I'm having some performance issues (speed of execution) with a very simple task, explained below. My code is to dumb to show here, so i'll explain the problem in detail:
Consider the following sql table, which stores daily rainfall data over ~12 years:
historic data
year, month, day, rainfall_observed
2001, 1, 1, 4
2001, 1, 2, 0
...
2012, 12, 31, 10
Now, consider another table with identical structure, but holding ~1 year of daily forecast data:
forecast
year, month, day, rainfall_forec
2013, 1, 1, 0
2013, 1, 2, 3
...
2013, 12, 31, 15
The problem: for each day of forecast data, count the same (month, day) in historic data, such that rainfall_observed > rainfall_forec.
Example
Consider the forecast entry
year = 2013, month = 3, day = 15, rainfall_forec = 10
Then i need to count in historic data every entry with month = 3 AND day = 15 WHERE rainfall observed > 10 (easy with SQL). So, my output is a list with a count for each forecast day.

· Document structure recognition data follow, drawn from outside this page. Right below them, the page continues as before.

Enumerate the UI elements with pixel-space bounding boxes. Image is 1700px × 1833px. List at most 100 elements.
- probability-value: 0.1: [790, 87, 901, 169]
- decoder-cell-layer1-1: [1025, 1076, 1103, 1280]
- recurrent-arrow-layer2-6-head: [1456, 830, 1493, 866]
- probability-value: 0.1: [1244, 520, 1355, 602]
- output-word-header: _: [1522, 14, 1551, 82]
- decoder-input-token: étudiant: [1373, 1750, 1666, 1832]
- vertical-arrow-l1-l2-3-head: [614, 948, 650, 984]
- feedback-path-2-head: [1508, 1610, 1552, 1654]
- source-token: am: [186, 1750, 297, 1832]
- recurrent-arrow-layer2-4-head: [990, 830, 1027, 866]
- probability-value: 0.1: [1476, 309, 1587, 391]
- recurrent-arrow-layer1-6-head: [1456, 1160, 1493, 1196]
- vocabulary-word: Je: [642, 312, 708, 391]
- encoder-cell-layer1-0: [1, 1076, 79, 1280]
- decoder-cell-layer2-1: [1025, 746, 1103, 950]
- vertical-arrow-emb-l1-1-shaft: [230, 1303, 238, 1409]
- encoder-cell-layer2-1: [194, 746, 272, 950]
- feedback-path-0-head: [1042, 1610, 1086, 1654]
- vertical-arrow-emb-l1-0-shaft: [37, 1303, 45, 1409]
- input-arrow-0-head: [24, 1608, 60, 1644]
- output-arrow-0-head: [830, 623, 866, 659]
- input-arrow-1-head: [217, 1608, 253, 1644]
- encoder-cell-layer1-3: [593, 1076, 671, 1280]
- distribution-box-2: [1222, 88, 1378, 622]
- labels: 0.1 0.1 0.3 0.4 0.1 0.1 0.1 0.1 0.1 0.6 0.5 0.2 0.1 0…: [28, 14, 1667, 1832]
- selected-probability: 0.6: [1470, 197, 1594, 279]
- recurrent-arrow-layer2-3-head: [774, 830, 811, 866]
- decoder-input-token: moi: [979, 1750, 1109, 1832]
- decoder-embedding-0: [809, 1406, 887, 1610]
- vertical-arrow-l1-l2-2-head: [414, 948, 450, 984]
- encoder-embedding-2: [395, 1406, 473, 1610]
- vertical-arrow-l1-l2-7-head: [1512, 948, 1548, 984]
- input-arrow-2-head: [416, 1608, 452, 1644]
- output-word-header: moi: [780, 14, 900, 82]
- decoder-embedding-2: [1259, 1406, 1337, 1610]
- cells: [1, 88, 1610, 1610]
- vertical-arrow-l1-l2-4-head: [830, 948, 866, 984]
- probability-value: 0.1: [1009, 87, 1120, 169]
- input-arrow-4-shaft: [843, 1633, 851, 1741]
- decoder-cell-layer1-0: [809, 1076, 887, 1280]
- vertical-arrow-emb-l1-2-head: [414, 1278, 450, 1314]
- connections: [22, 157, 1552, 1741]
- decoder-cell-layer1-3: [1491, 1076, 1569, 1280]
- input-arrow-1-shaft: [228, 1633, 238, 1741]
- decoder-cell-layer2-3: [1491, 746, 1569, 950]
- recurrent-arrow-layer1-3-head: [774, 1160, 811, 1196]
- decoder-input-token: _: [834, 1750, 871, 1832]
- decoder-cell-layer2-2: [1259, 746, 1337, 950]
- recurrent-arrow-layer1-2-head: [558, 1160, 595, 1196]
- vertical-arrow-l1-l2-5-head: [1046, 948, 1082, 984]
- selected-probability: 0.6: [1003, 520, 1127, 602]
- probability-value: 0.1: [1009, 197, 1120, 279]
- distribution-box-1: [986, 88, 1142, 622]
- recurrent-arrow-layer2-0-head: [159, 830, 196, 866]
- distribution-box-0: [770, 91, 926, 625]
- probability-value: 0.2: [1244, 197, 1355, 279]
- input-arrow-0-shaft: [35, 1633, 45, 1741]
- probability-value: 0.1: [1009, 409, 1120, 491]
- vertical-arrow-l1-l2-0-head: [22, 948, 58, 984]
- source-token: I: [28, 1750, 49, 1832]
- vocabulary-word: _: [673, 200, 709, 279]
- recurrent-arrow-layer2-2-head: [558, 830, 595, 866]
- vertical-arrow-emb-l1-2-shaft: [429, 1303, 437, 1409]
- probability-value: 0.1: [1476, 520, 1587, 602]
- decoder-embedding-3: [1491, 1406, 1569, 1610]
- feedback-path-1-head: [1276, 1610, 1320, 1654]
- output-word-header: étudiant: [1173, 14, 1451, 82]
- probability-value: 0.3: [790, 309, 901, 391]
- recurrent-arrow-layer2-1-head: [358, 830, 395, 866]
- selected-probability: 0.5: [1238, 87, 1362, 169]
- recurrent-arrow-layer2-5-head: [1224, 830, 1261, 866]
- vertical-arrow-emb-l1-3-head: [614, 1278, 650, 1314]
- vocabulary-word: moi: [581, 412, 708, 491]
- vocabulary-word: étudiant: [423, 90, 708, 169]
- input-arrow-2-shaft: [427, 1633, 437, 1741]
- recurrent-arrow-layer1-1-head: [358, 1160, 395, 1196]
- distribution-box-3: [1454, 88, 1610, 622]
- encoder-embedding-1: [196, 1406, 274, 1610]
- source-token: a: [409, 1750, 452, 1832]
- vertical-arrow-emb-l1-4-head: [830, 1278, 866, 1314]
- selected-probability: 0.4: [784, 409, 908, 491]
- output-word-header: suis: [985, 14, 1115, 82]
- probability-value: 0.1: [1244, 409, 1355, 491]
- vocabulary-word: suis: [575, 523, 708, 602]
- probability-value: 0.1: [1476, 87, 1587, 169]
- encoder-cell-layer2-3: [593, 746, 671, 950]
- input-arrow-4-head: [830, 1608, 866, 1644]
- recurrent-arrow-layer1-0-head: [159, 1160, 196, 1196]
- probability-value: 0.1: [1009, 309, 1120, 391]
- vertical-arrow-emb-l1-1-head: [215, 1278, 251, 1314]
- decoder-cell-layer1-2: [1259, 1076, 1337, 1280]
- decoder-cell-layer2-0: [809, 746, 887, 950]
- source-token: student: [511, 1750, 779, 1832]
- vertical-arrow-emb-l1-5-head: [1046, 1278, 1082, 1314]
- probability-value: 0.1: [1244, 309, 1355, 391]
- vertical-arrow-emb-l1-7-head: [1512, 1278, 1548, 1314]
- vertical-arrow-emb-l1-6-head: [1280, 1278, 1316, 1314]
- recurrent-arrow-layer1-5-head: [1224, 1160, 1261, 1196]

There's a lot way of doing this:
1 - Use a SQL query using inside a for loop (1 query per forecast day = 365 queries in a loop - i didn't test it yet)
2 - Query all the observed data and use nested loops for comparison (~ 365 * 12 * 365 comparisons...)
3 - Do some mix of the above or some math with Dates (but here missing data is a issue)
I'm currently using option 2, but i need it to be faster. I'll try option 1, but maybe i'm missing a simpler solution.
So, i appreciate any advice on how to solve this. Thanks!